In 1856, his firm built the Italianate style Morgan-Reeves Building at 208-210 Public Square; the building survived until 1975.

During the American Civil War, Morgan engaged in manufacturing munitions for the Confederates until Nashville's occupation by Union forces. He was also a Confederate official, serving as chairman of the Central Bureau of Military Supplies in Nashville during the War. Morgan had two sons killed during the war serving in the Confederate States Army. His nephew, Brig. Gen. John Hunt Morgan of Alabama, served with the Confederate cavalry and gained fame as the leader of Morgan's Raiders. He was killed in 1864.

==Personal life==
Morgan was married on November 2, 1819, to Matilda Grant Rose Mackintosh of Staunton.
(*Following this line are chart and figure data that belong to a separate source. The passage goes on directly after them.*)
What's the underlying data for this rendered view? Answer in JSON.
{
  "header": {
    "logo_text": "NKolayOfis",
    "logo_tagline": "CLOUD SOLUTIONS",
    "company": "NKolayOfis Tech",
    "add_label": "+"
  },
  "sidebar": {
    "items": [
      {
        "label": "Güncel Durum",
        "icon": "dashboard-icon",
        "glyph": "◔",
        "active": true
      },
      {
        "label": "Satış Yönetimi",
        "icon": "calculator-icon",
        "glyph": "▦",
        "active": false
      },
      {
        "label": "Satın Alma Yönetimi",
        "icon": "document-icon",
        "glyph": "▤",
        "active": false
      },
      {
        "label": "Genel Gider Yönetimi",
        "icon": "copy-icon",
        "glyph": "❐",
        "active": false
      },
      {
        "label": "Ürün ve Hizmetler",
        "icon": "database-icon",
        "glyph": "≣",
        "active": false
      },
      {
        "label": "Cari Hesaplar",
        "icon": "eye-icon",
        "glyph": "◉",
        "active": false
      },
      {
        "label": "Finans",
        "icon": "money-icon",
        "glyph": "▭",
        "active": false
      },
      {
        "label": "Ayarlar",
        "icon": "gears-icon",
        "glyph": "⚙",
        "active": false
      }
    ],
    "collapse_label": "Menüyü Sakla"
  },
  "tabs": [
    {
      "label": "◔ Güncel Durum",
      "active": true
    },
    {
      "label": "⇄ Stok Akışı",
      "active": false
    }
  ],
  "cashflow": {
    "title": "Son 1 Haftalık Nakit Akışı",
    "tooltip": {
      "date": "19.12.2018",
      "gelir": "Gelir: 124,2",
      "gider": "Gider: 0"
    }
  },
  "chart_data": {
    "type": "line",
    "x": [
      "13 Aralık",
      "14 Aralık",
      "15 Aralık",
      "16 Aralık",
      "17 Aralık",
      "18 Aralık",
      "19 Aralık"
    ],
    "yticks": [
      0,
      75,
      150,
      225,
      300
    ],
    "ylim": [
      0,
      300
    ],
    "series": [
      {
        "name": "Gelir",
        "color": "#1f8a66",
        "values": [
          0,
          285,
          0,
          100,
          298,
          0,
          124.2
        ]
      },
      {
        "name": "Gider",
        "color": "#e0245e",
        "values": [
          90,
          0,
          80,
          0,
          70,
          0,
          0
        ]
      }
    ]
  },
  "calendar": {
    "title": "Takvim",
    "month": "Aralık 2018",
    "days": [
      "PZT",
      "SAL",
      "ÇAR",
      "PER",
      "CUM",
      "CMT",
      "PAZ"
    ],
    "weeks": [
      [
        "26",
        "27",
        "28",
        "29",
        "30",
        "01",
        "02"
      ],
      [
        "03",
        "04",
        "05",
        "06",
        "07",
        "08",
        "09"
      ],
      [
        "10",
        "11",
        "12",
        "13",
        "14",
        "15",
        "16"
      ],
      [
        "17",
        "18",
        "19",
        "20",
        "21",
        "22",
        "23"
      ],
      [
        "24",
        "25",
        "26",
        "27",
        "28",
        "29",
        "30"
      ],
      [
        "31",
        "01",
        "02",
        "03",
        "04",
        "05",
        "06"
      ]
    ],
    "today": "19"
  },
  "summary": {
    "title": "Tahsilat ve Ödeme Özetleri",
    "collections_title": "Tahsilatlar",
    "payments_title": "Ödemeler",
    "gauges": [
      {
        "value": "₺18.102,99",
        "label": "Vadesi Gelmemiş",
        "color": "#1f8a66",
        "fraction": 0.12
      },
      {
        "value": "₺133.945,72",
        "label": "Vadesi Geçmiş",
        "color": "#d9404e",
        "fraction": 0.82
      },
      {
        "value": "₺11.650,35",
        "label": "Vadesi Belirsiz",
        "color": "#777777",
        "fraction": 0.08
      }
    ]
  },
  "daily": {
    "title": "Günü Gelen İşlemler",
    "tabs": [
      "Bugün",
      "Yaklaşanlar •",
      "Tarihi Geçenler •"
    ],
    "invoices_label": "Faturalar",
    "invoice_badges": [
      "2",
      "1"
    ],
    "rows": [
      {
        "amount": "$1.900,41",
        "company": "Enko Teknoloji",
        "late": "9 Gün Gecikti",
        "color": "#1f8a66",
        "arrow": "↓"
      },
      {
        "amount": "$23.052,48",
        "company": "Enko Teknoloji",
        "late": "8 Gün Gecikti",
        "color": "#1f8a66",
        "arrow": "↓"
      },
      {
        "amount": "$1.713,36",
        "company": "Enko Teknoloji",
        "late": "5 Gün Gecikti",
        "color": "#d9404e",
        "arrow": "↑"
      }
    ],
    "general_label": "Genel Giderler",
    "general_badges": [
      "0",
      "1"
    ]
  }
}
They had 12 children.

==Death and legacy==
Morgan died in Nashville and his remains were interred in the southeast corner of the State Capitol.

Morgan Park in the historic Germantown section of Nashville was named in honor of Morgan.

On June 10, 1980, the hundredth anniversary of Samuel Morgan's death, a ceremony was held at the Tennessee Capitol Building in his honor. The State Legislature declared that day to be "Samuel Dold Morgan Day" (Senate Joint Resolution 351).